JAKARTA – Pembalap Tim Ducati Lenovo, Marc Marquez mengungkapkan lawan terberatnya untuk bisa meraih gelar juara dunia MotoGP 2025. Menurut Marquez, lawan tersulitnya itu adalah menghadapi diri sendiri.
Ya, Marc Marquez telah kembali. Lima tahun setelah cedera mengerikan di tahun 2020 dan menghadapi tahun-tahun penuh perjuangan dengan Honda, pembalap berusia 32 tahun ini sukses meraih gelar Juara Dunia MotoGP 2025 di seri Jepang. Kemenangan ini, yang merupakan gelar ketujuhnya di kelas utama, mengakhiri paceklik terpanjang dalam karier premiernya dan menjadi simbol ketahanan mental yang luar biasa.
Gelar ini direbut setelah keputusannya yang berani untuk meninggalkan Honda dan bergabung dengan Gresini Ducati pada tahun 2024. Namun, bagi Marquez, jalan menuju kejayaan tidaklah mudah, dan musuh terbesarnya bukanlah rival di lintasan, melainkan pergolakan dalam dirinya sendiri.

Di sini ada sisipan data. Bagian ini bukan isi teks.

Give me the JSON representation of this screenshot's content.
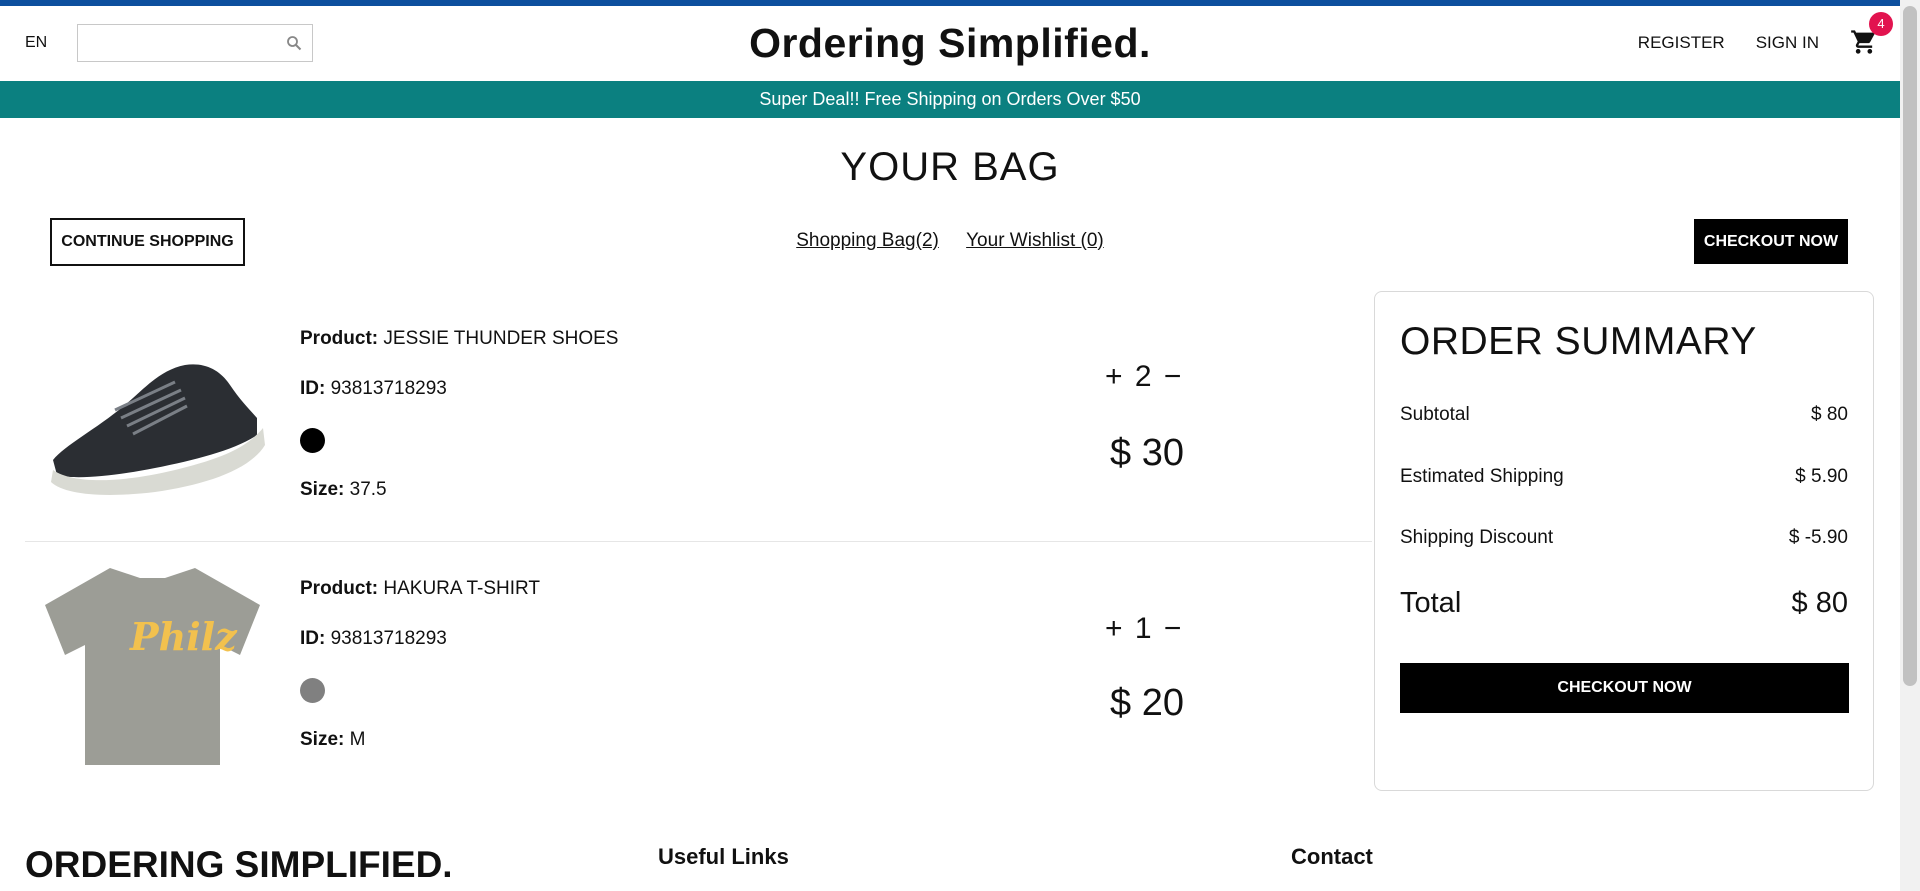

Pada Minggu malam di Motegi, Marquez secara terbuka mengungkapkan perjuangan yang ia hadapi sejak insiden cedera lengan serius pada 2020. Ia mengakui tantangan terberat selama lima tahun terakhir adalah pertempuran mental.

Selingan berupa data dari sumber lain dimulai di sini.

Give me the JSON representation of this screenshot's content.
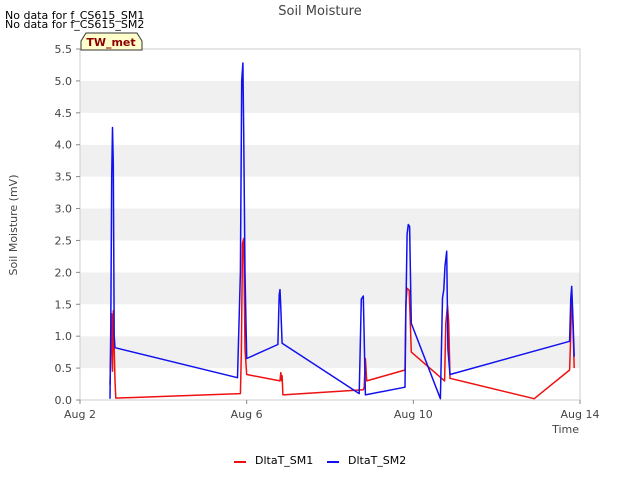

"Saya merasakan perasaan yang sangat aneh. Saya menikmatinya, tentu saja, tetapi di saat yang sama, saya tidak menikmatinya. Saya merasa damai dengan diri saya sendiri,” ujar Marquez, dikutip dari Crash, Rabu (1/10/2025).

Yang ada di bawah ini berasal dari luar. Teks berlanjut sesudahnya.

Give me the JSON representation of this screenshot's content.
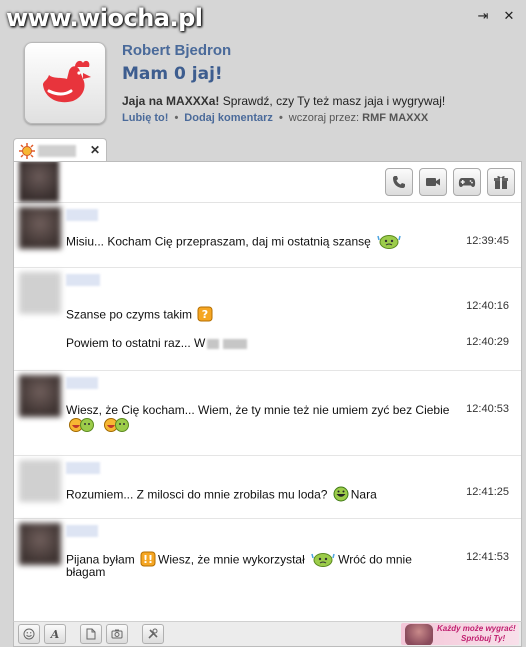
{
  "watermark": "www.wiocha.pl",
  "notification": {
    "name": "Robert Bjedron",
    "title": "Mam 0 jaj!",
    "desc_bold": "Jaja na MAXXXa!",
    "desc_rest": " Sprawdź, czy Ty też masz jaja i wygrywaj!",
    "like": "Lubię to!",
    "comment": "Dodaj komentarz",
    "via_label": "wczoraj przez: ",
    "via_value": "RMF MAXXX"
  },
  "tab": {
    "close": "✕"
  },
  "messages": [
    {
      "avatar": "dark",
      "lines": [
        {
          "parts": [
            "Misiu... Kocham Cię przepraszam, daj mi ostatnią szansę",
            {
              "emoticon": "sad-green"
            }
          ],
          "time": "12:39:45"
        }
      ]
    },
    {
      "avatar": "light",
      "lines": [
        {
          "parts": [
            "Szanse po czyms takim",
            {
              "emoticon": "question"
            }
          ],
          "time": "12:40:16"
        },
        {
          "parts": [
            "Powiem to ostatni raz... W",
            {
              "blur": 1
            },
            {
              "blur": 1
            }
          ],
          "time": "12:40:29"
        }
      ]
    },
    {
      "avatar": "dark",
      "lines": [
        {
          "parts": [
            "Wiesz, że Cię kocham... Wiem, że ty mnie też nie umiem zyć bez Ciebie",
            {
              "emoticon": "laugh-pair"
            },
            {
              "emoticon": "laugh-pair"
            }
          ],
          "time": "12:40:53"
        }
      ]
    },
    {
      "avatar": "light",
      "lines": [
        {
          "parts": [
            "Rozumiem... Z milosci do mnie zrobilas mu loda?",
            {
              "emoticon": "grin"
            },
            "Nara"
          ],
          "time": "12:41:25"
        }
      ]
    },
    {
      "avatar": "dark",
      "lines": [
        {
          "parts": [
            "Pijana byłam",
            {
              "emoticon": "exclaim"
            },
            "Wiesz, że mnie wykorzystał",
            {
              "emoticon": "sad-green"
            },
            "Wróć do mnie"
          ],
          "cont": "błagam",
          "time": "12:41:53"
        }
      ]
    }
  ],
  "ad": {
    "line1": "Każdy może wygrać!",
    "line2": "Spróbuj Ty!"
  },
  "colors": {
    "name": "#4a6a9a",
    "title": "#3d5d8f",
    "rooster": "#e8343c"
  },
  "icons": [
    "minimize-icon",
    "close-icon",
    "rooster-icon",
    "phone-icon",
    "video-icon",
    "gamepad-icon",
    "gift-icon",
    "smiley-icon",
    "font-icon",
    "file-icon",
    "camera-icon",
    "tools-icon"
  ]
}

Marquez menjelaskan bahwa perjuangan batinnya adalah Marc melawan Marc. Ada dua suara dalam dirinya, satu Marc yang menyuruh berhenti, Marc yang lain menyuruh melanjutkan karier.
Keputusan untuk terus maju adalah hasil dari mengikuti instingnya, memberikan 100% dari dirinya, dan tidak pernah menyerah. Kata kuncinya, menurutnya, adalah terus mencoba.
"Kami berhasil, tapi sekarang nikmati saja momennya. Saya tidak ingin mengingat apa yang telah saya lalui. Saya hanya ingin menikmati momen ini,” tambahnya.
Perayaan Marquez menampilkan pesan lebih dari sekadar angka, yang ia tegaskan sebagai lebih dari sekadar gelar. Kemenangan ini melampaui statistik dan rekor, mengingat perjalanan sulit yang harus ia lalui.
Marquez menggambarkan kejatuhannya dari puncak kejayaan layaknya sebuah palu godam.
"Ketika Anda berada di puncak gunung, meraih kejayaan dan memenangkan kejuaraan setiap akhir pekan, maka ketika Anda jatuh, dampaknya jauh lebih besar, dan Anda bahkan tidak terbaring di tanah—Anda masuk ke bawah tanah," sambung Marquez.
Menurut Marquez, keluar dari keterpurukan itu mustahil dilakukan sendirian. Kunci keberhasilannya adalah dukungan dari banyak orang di sekelilingnya yang membantunya bangkit. Bantuan tulus inilah yang menjadi dorongan terbesar bagi Marc Marquez untuk menyelesaikan tantangan terberat dalam hidupnya dan kembali menjadi yang terbaik di dunia.